## Line Chart: Best-of-N: MATH-500
### Overview
The chart illustrates the relationship between the number of samples (N) and accuracy (%) for four different methods evaluated on the MATH-500 dataset. The x-axis represents the number of samples in powers of two (2¹ to 2⁴), while the y-axis shows accuracy percentages ranging from 82% to 88%. Four data series are plotted, with distinct line styles and markers corresponding to different methods.
### Components/Axes
- **X-axis (Number of samples (N))**:
- Labels: 2¹, 2², 2³, 2⁴ (values: 2, 4, 8, 16)
- Scale: Logarithmic progression (powers of 2)
- **Y-axis (Accuracy (%))**:
- Labels: 82%, 84%, 86%, 88%
- Scale: Linear increments of 2%
- **Legend**:
- Position: Bottom-right corner
- Entries:
- Orange line with star markers: ThinkPRM-1.5B
- Dashed orange line with triangle markers: ThinkPRM-1.5B@4
- Pink line with circle markers: Majority
- Green line with diamond markers: DiscPRM-1.5B
- **Title**: "Best-of-N: MATH-500" (top-center)
- **Subtitle**: "Generator: Qwen3-1.7B-thinking" (top-left)
### Detailed Analysis
1. **ThinkPRM-1.5B (Orange, Star Markers)**:
- Starts at ~84.5% accuracy at N=2 (2¹)
- Increases steadily to ~89% at N=16 (2⁴)

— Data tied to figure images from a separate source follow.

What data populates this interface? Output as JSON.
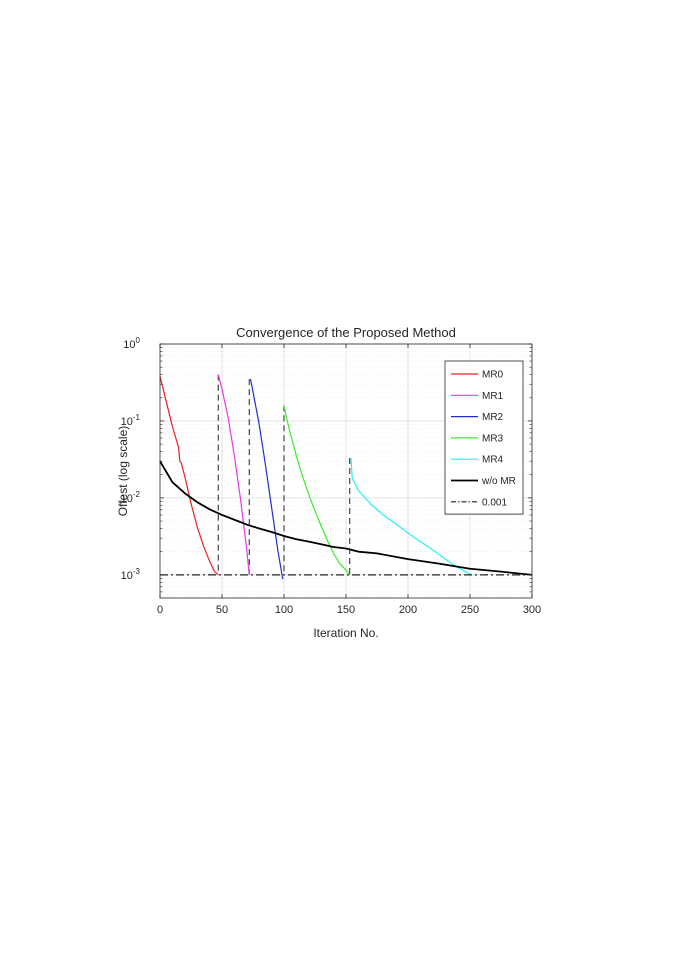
{
  "chart_data": {
    "type": "line",
    "title": "Convergence of the Proposed Method",
    "xlabel": "Iteration No.",
    "ylabel": "Offest (log scale)",
    "xlim": [
      0,
      300
    ],
    "ylim": [
      0.0005,
      1
    ],
    "yscale": "log",
    "grid": true,
    "minor_grid": true,
    "legend_position": "top-right",
    "x_ticks": [
      0,
      50,
      100,
      150,
      200,
      250,
      300
    ],
    "x_tick_labels": [
      "0",
      "50",
      "100",
      "150",
      "200",
      "250",
      "300"
    ],
    "y_ticks": [
      {
        "value": 1,
        "base": "10",
        "exp": "0"
      },
      {
        "value": 0.1,
        "base": "10",
        "exp": "-1"
      },
      {
        "value": 0.01,
        "base": "10",
        "exp": "-2"
      },
      {
        "value": 0.001,
        "base": "10",
        "exp": "-3"
      }
    ],
    "series": [
      {
        "name": "MR0",
        "color": "#e8211d",
        "style": "solid",
        "width": 1.2,
        "x": [
          0,
          5,
          10,
          15,
          16,
          17,
          20,
          25,
          30,
          35,
          40,
          44,
          47
        ],
        "y": [
          0.38,
          0.18,
          0.085,
          0.045,
          0.03,
          0.029,
          0.019,
          0.0085,
          0.0042,
          0.0024,
          0.0015,
          0.0011,
          0.001
        ]
      },
      {
        "name": "MR1",
        "color": "#e63ae6",
        "style": "solid",
        "width": 1.2,
        "x": [
          47,
          50,
          55,
          60,
          65,
          70,
          72
        ],
        "y": [
          0.4,
          0.26,
          0.11,
          0.035,
          0.0095,
          0.0021,
          0.001
        ]
      },
      {
        "name": "MR2",
        "color": "#1c2fd1",
        "style": "solid",
        "width": 1.2,
        "x": [
          73,
          75,
          80,
          85,
          90,
          95,
          99
        ],
        "y": [
          0.35,
          0.24,
          0.09,
          0.027,
          0.0075,
          0.0021,
          0.00088
        ]
      },
      {
        "name": "MR3",
        "color": "#3cea2a",
        "style": "solid",
        "width": 1.2,
        "x": [
          100,
          102,
          105,
          110,
          115,
          120,
          125,
          130,
          135,
          140,
          145,
          150,
          153
        ],
        "y": [
          0.16,
          0.11,
          0.07,
          0.035,
          0.019,
          0.011,
          0.0068,
          0.0043,
          0.0028,
          0.0019,
          0.0014,
          0.00115,
          0.001
        ]
      },
      {
        "name": "MR4",
        "color": "#27f2f2",
        "style": "solid",
        "width": 1.2,
        "x": [
          154,
          155,
          160,
          170,
          180,
          190,
          200,
          210,
          220,
          230,
          240,
          250,
          252
        ],
        "y": [
          0.033,
          0.018,
          0.0125,
          0.0083,
          0.006,
          0.0046,
          0.0035,
          0.0027,
          0.0021,
          0.0016,
          0.00125,
          0.00102,
          0.001
        ]
      },
      {
        "name": "w/o MR",
        "color": "#000000",
        "style": "solid",
        "width": 1.8,
        "x": [
          0,
          10,
          20,
          30,
          40,
          50,
          60,
          70,
          80,
          90,
          100,
          110,
          120,
          130,
          140,
          150,
          160,
          175,
          200,
          225,
          250,
          275,
          300
        ],
        "y": [
          0.03,
          0.016,
          0.0115,
          0.0088,
          0.0071,
          0.006,
          0.0052,
          0.0045,
          0.004,
          0.0036,
          0.0032,
          0.0029,
          0.0027,
          0.0025,
          0.0023,
          0.0022,
          0.002,
          0.0019,
          0.0016,
          0.0014,
          0.0012,
          0.0011,
          0.001
        ]
      },
      {
        "name": "0.001",
        "color": "#222222",
        "style": "dashdot",
        "width": 1.2,
        "x": [
          0,
          300
        ],
        "y": [
          0.001,
          0.001
        ]
      }
    ],
    "restart_markers": [
      {
        "x": 47,
        "y_top": 0.4
      },
      {
        "x": 72,
        "y_top": 0.35
      },
      {
        "x": 100,
        "y_top": 0.16
      },
      {
        "x": 153,
        "y_top": 0.033
      }
    ]
  }
}
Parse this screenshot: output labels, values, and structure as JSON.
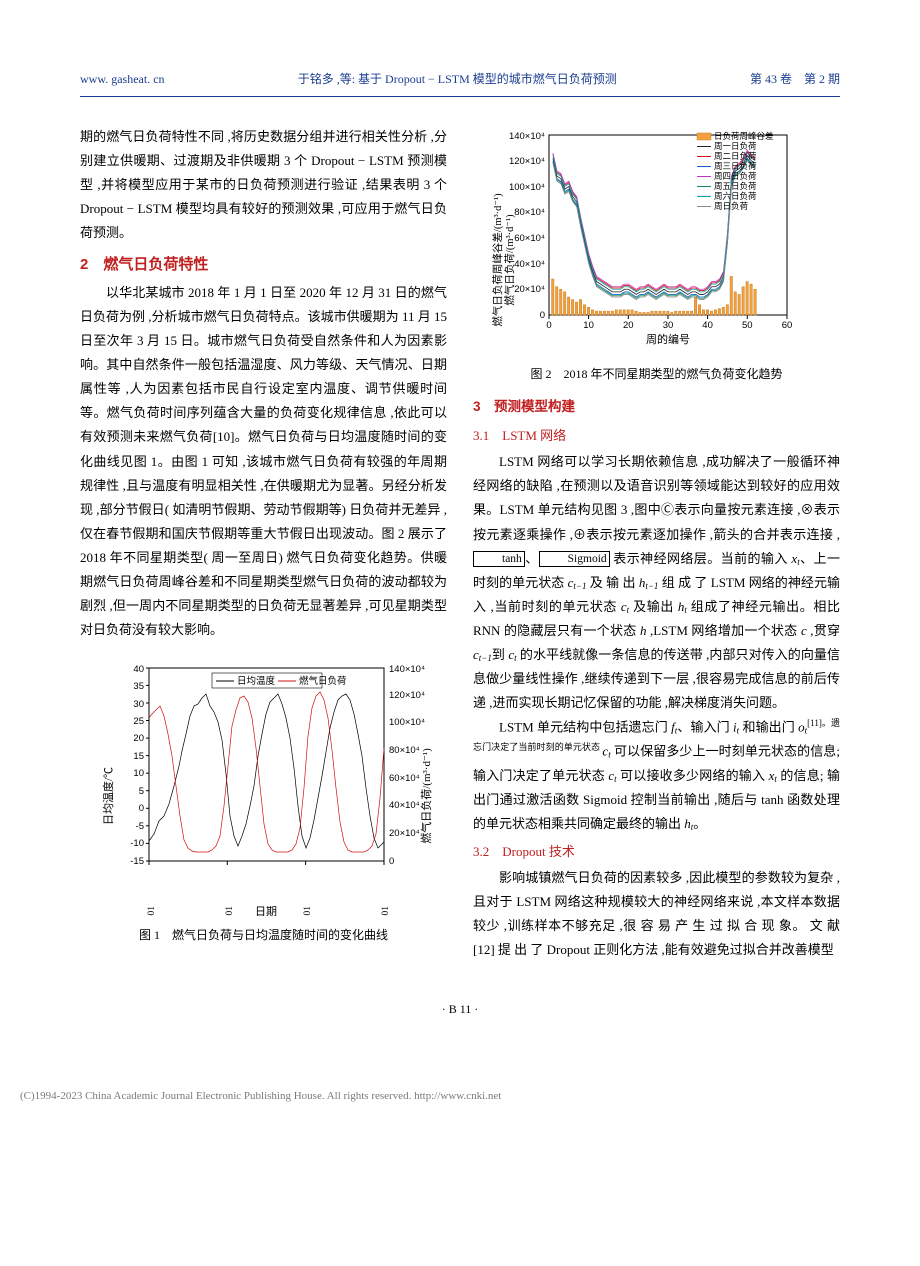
{
  "header": {
    "website": "www. gasheat. cn",
    "title": "于铭多 ,等: 基于 Dropout − LSTM 模型的城市燃气日负荷预测",
    "issue": "第 43 卷　第 2 期"
  },
  "col_left": {
    "p1": "期的燃气日负荷特性不同 ,将历史数据分组并进行相关性分析 ,分别建立供暖期、过渡期及非供暖期 3 个 Dropout − LSTM 预测模型 ,并将模型应用于某市的日负荷预测进行验证 ,结果表明 3 个 Dropout − LSTM 模型均具有较好的预测效果 ,可应用于燃气日负荷预测。",
    "h2_num": "2",
    "h2_text": "燃气日负荷特性",
    "p2": "以华北某城市 2018 年 1 月 1 日至 2020 年 12 月 31 日的燃气日负荷为例 ,分析城市燃气日负荷特点。该城市供暖期为 11 月 15 日至次年 3 月 15 日。城市燃气日负荷受自然条件和人为因素影响。其中自然条件一般包括温湿度、风力等级、天气情况、日期属性等 ,人为因素包括市民自行设定室内温度、调节供暖时间等。燃气负荷时间序列蕴含大量的负荷变化规律信息 ,依此可以有效预测未来燃气负荷[10]。燃气日负荷与日均温度随时间的变化曲线见图 1。由图 1 可知 ,该城市燃气日负荷有较强的年周期规律性 ,且与温度有明显相关性 ,在供暖期尤为显著。另经分析发现 ,部分节假日( 如清明节假期、劳动节假期等) 日负荷并无差异 ,仅在春节假期和国庆节假期等重大节假日出现波动。图 2 展示了 2018 年不同星期类型( 周一至周日) 燃气日负荷变化趋势。供暖期燃气日负荷周峰谷差和不同星期类型燃气日负荷的波动都较为剧烈 ,但一周内不同星期类型的日负荷无显著差异 ,可见星期类型对日负荷没有较大影响。",
    "fig1": {
      "caption": "图 1　燃气日负荷与日均温度随时间的变化曲线",
      "y_left_label": "日均温度/℃",
      "y_right_label": "燃气日负荷/(m³·d⁻¹)",
      "x_label": "日期",
      "legend": [
        "日均温度",
        "燃气日负荷"
      ],
      "x_ticks": [
        "2018-01-01",
        "2019-01-01",
        "2020-01-01",
        "2021-01-01"
      ],
      "y_left_ticks": [
        -15,
        -10,
        -5,
        0,
        5,
        10,
        15,
        20,
        25,
        30,
        35,
        40
      ],
      "y_right_ticks_raw": [
        0,
        20,
        40,
        60,
        80,
        100,
        120,
        140
      ],
      "y_right_scale_suffix": "×10⁴",
      "colors": {
        "temp": "#000000",
        "load": "#d01010",
        "axis": "#000000",
        "background": "#ffffff"
      },
      "line_width": 0.9
    }
  },
  "col_right": {
    "fig2": {
      "caption": "图 2　2018 年不同星期类型的燃气负荷变化趋势",
      "y_left_label": "燃气日负荷周峰谷差/(m³·d⁻¹)\n燃气日负荷/(m³·d⁻¹)",
      "x_label": "周的编号",
      "legend": [
        {
          "label": "日负荷周峰谷差",
          "color": "#f0a040",
          "type": "bar"
        },
        {
          "label": "周一日负荷",
          "color": "#222222",
          "type": "line"
        },
        {
          "label": "周二日负荷",
          "color": "#d01010",
          "type": "line"
        },
        {
          "label": "周三日负荷",
          "color": "#1060d0",
          "type": "line"
        },
        {
          "label": "周四日负荷",
          "color": "#d030c0",
          "type": "line"
        },
        {
          "label": "周五日负荷",
          "color": "#109050",
          "type": "line"
        },
        {
          "label": "周六日负荷",
          "color": "#10a0a0",
          "type": "line"
        },
        {
          "label": "周日负荷",
          "color": "#888888",
          "type": "line"
        }
      ],
      "x_ticks": [
        0,
        10,
        20,
        30,
        40,
        50,
        60
      ],
      "y_ticks_raw": [
        0,
        20,
        40,
        60,
        80,
        100,
        120,
        140
      ],
      "y_scale_suffix": "×10⁴",
      "bar_data": [
        28,
        22,
        20,
        18,
        14,
        12,
        10,
        12,
        8,
        6,
        4,
        3,
        3,
        3,
        3,
        3,
        4,
        4,
        4,
        4,
        4,
        3,
        2,
        2,
        2,
        3,
        3,
        3,
        3,
        3,
        2,
        3,
        3,
        3,
        3,
        3,
        14,
        8,
        4,
        4,
        3,
        4,
        5,
        6,
        8,
        30,
        18,
        16,
        22,
        26,
        24,
        20
      ],
      "line_data_approx": [
        122,
        108,
        106,
        98,
        100,
        92,
        88,
        72,
        58,
        44,
        34,
        26,
        24,
        22,
        20,
        18,
        18,
        18,
        20,
        20,
        18,
        16,
        18,
        18,
        20,
        18,
        16,
        18,
        20,
        18,
        18,
        18,
        20,
        18,
        16,
        18,
        18,
        16,
        16,
        18,
        22,
        22,
        24,
        30,
        60,
        104,
        112,
        114,
        118,
        124,
        120,
        118
      ],
      "colors": {
        "axis": "#000000",
        "background": "#ffffff",
        "bar": "#f0a040",
        "bar_border": "#d08020"
      },
      "bar_width": 0.55,
      "line_width": 0.9
    },
    "h3_num": "3",
    "h3_text": "预测模型构建",
    "s31_num": "3.1",
    "s31_text": "LSTM 网络",
    "p3a": "LSTM 网络可以学习长期依赖信息 ,成功解决了一般循环神经网络的缺陷 ,在预测以及语音识别等领域能达到较好的应用效果。LSTM 单元结构见图 3 ,图中Ⓒ表示向量按元素连接  ,⊗表示按元素逐乘操作 ,⊕表示按元素逐加操作 ,箭头的合并表示连接 ,",
    "p3b_tanh": "tanh",
    "p3b_sigmoid": "Sigmoid",
    "p3b_mid": " 表示神经网络层。当前的输入 ",
    "p3c": "、上一时刻的单元状态 ",
    "p3d": " 及 输 出 ",
    "p3e": " 组 成 了 LSTM 网络的神经元输入 ,当前时刻的单元状态 ",
    "p3f": " 及输出 ",
    "p3g": " 组成了神经元输出。相比 RNN 的隐藏层只有一个状态 ",
    "p3h": " ,LSTM 网络增加一个状态 ",
    "p3i": " ,贯穿 ",
    "p3j": "到 ",
    "p3k": " 的水平线就像一条信息的传送带 ,内部只对传入的向量信息做少量线性操作 ,继续传递到下一层 ,很容易完成信息的前后传递 ,进而实现长期记忆保留的功能 ,解决梯度消失问题。",
    "p4a": "LSTM 单元结构中包括遗忘门 ",
    "p4b": "、输入门 ",
    "p4c": " 和输出门 ",
    "p4d": "[11]。遗忘门决定了当前时刻的单元状态 ",
    "p4e": " 可以保留多少上一时刻单元状态的信息; 输入门决定了单元状态 ",
    "p4f": " 可以接收多少网络的输入 ",
    "p4g": " 的信息; 输出门通过激活函数 Sigmoid 控制当前输出 ,随后与 tanh 函数处理的单元状态相乘共同确定最终的输出 ",
    "p4h": "。",
    "s32_num": "3.2",
    "s32_text": "Dropout 技术",
    "p5": "影响城镇燃气日负荷的因素较多 ,因此模型的参数较为复杂 ,且对于 LSTM 网络这种规模较大的神经网络来说 ,本文样本数据较少 ,训练样本不够充足 ,很 容 易 产 生 过 拟 合 现 象。 文 献 [12] 提 出 了 Dropout 正则化方法 ,能有效避免过拟合并改善模型",
    "symbols": {
      "x_t": "x",
      "x_t_sub": "t",
      "c_tm1": "c",
      "c_tm1_sub": "t−1",
      "h_tm1": "h",
      "h_tm1_sub": "t−1",
      "c_t": "c",
      "c_t_sub": "t",
      "h_t": "h",
      "h_t_sub": "t",
      "h": "h",
      "c": "c",
      "f_t": "f",
      "f_t_sub": "t",
      "i_t": "i",
      "i_t_sub": "t",
      "o_t": "o",
      "o_t_sub": "t"
    }
  },
  "footer": "· B 11 ·",
  "watermark": "(C)1994-2023 China Academic Journal Electronic Publishing House. All rights reserved.    http://www.cnki.net"
}
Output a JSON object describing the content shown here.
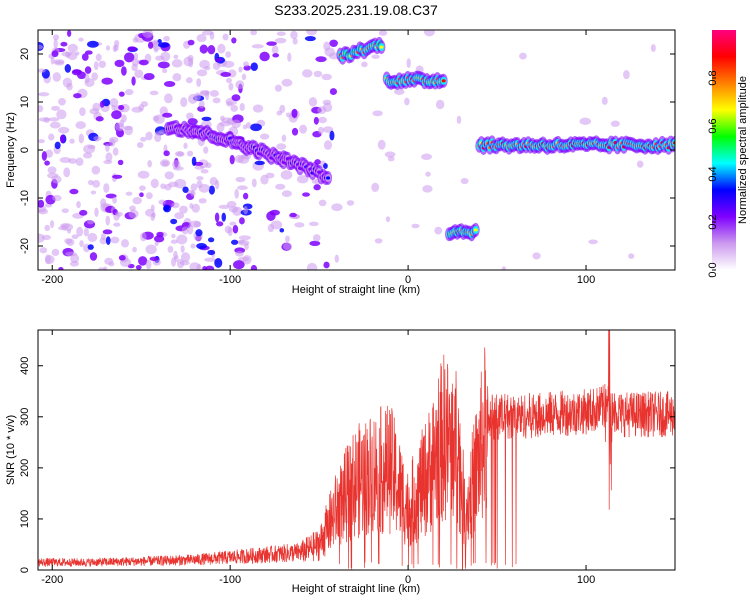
{
  "title": "S233.2025.231.19.08.C37",
  "chart_data": [
    {
      "type": "heatmap",
      "title": "S233.2025.231.19.08.C37",
      "xlabel": "Height of straight line (km)",
      "ylabel": "Frequency (Hz)",
      "xlim": [
        -208,
        150
      ],
      "ylim": [
        -25,
        25
      ],
      "xticks": [
        -200,
        -100,
        0,
        100
      ],
      "yticks": [
        -20,
        -10,
        0,
        10,
        20
      ],
      "xtick_labels": [
        "-200",
        "-100",
        "0",
        "100"
      ],
      "ytick_labels": [
        "-20",
        "-10",
        "0",
        "10",
        "20"
      ],
      "colorbar": {
        "label": "Normalized spectral amplitude",
        "range": [
          0,
          1
        ],
        "ticks": [
          0,
          0.2,
          0.4,
          0.6,
          0.8
        ],
        "tick_labels": [
          "0.0",
          "0.2",
          "0.4",
          "0.6",
          "0.8"
        ],
        "colors": [
          "#ffffff",
          "#cc99ee",
          "#7f00ff",
          "#0000ff",
          "#00ffff",
          "#00ff00",
          "#ffff00",
          "#ff8000",
          "#ff0000",
          "#ff0080"
        ]
      },
      "features": [
        {
          "name": "drifting chirp",
          "x": [
            -135,
            -120,
            -100,
            -85,
            -70,
            -55,
            -45
          ],
          "y": [
            5,
            4,
            2,
            0,
            -2,
            -4,
            -6
          ],
          "amplitude": 0.3
        },
        {
          "name": "top tone",
          "x": [
            -38,
            -15
          ],
          "y": [
            19.5,
            22
          ],
          "amplitude": 0.75
        },
        {
          "name": "15 Hz tone",
          "x": [
            -12,
            20
          ],
          "y": [
            14.5,
            14.5
          ],
          "amplitude": 0.85
        },
        {
          "name": "-17 Hz tone",
          "x": [
            23,
            38
          ],
          "y": [
            -17,
            -17
          ],
          "amplitude": 0.85
        },
        {
          "name": "1 Hz tone",
          "x": [
            40,
            150
          ],
          "y": [
            1,
            1
          ],
          "amplitude": 0.9
        }
      ]
    },
    {
      "type": "line",
      "xlabel": "Height of straight line (km)",
      "ylabel": "SNR (10 * v/v)",
      "xlim": [
        -208,
        150
      ],
      "ylim": [
        0,
        470
      ],
      "xticks": [
        -200,
        -100,
        0,
        100
      ],
      "yticks": [
        0,
        100,
        200,
        300,
        400
      ],
      "xtick_labels": [
        "-200",
        "-100",
        "0",
        "100"
      ],
      "ytick_labels": [
        "0",
        "100",
        "200",
        "300",
        "400"
      ],
      "line_color": "#e8332f",
      "series": [
        {
          "name": "SNR",
          "x": [
            -208,
            -180,
            -150,
            -120,
            -100,
            -80,
            -60,
            -50,
            -40,
            -30,
            -20,
            -10,
            0,
            10,
            20,
            28,
            32,
            40,
            45,
            60,
            80,
            100,
            113,
            120,
            150
          ],
          "y": [
            15,
            15,
            17,
            20,
            25,
            30,
            35,
            50,
            120,
            170,
            190,
            200,
            120,
            180,
            260,
            240,
            110,
            220,
            300,
            300,
            305,
            310,
            320,
            305,
            305
          ]
        }
      ],
      "annotations": [
        {
          "x": 113,
          "y": 470,
          "text": "spike"
        },
        {
          "x": 113,
          "y": 118,
          "text": "dip"
        }
      ]
    }
  ]
}
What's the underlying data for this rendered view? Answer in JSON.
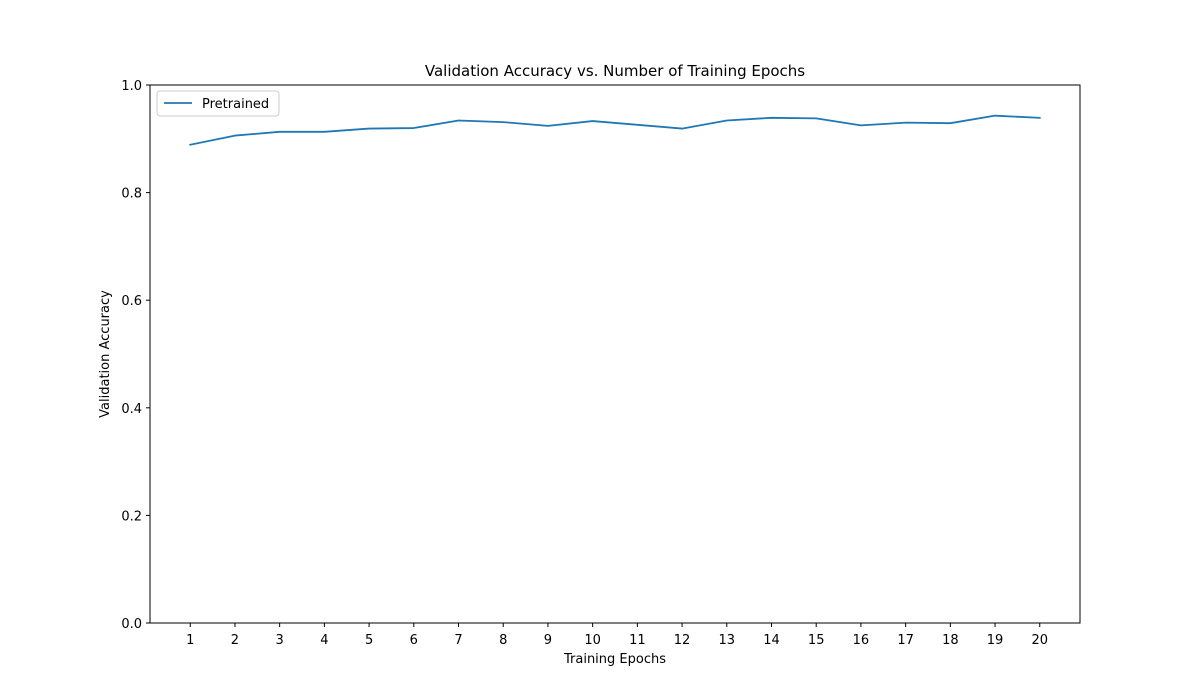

- Slope: Consistent upward trend
2. **ThinkPRM-1.5B@4 (Dashed Orange, Triangle Markers)**:
- Begins at ~85% at N=2
- Reaches ~89.5% at N=16
- Slope: Slightly steeper than ThinkPRM-1.5B
3. **Majority (Pink, Circle Markers)**:
- Starts at ~82% at N=2
- Rises to ~88.5% at N=16
- Slope: Gradual increase
4. **DiscPRM-1.5B (Green, Diamond Markers)**:
- Begins at ~81% at N=2
- Ends at ~88.5% at N=16
- Slope: Steady improvement
### Key Observations
- All methods show **increasing accuracy** as the number of samples grows.
- **ThinkPRM-1.5B@4** consistently outperforms other methods across all sample sizes.
- **Majority** and **DiscPRM-1.5B** exhibit similar performance trajectories, with DiscPRM-1.5B starting slightly lower but converging near N=16.
- The **dashed orange line (ThinkPRM-1.5B@4)** has the highest accuracy at every data point.
### Interpretation
The data demonstrates that **sample size (N)** significantly impacts model performance on the MATH-500 benchmark. The "Best-of-N" approach (ThinkPRM-1.5B@4) achieves the highest accuracy, suggesting that evaluating multiple samples and selecting the best result improves reliability. The **Majority** method, likely a baseline, shows moderate improvement, while **DiscPRM-1.5B** performs comparably but starts from a lower baseline. The generator "Qwen3-1.7B-thinking" indicates the underlying model used for these evaluations. The logarithmic scaling of N emphasizes performance gains at exponential sample increases, highlighting efficiency trade-offs in practical applications.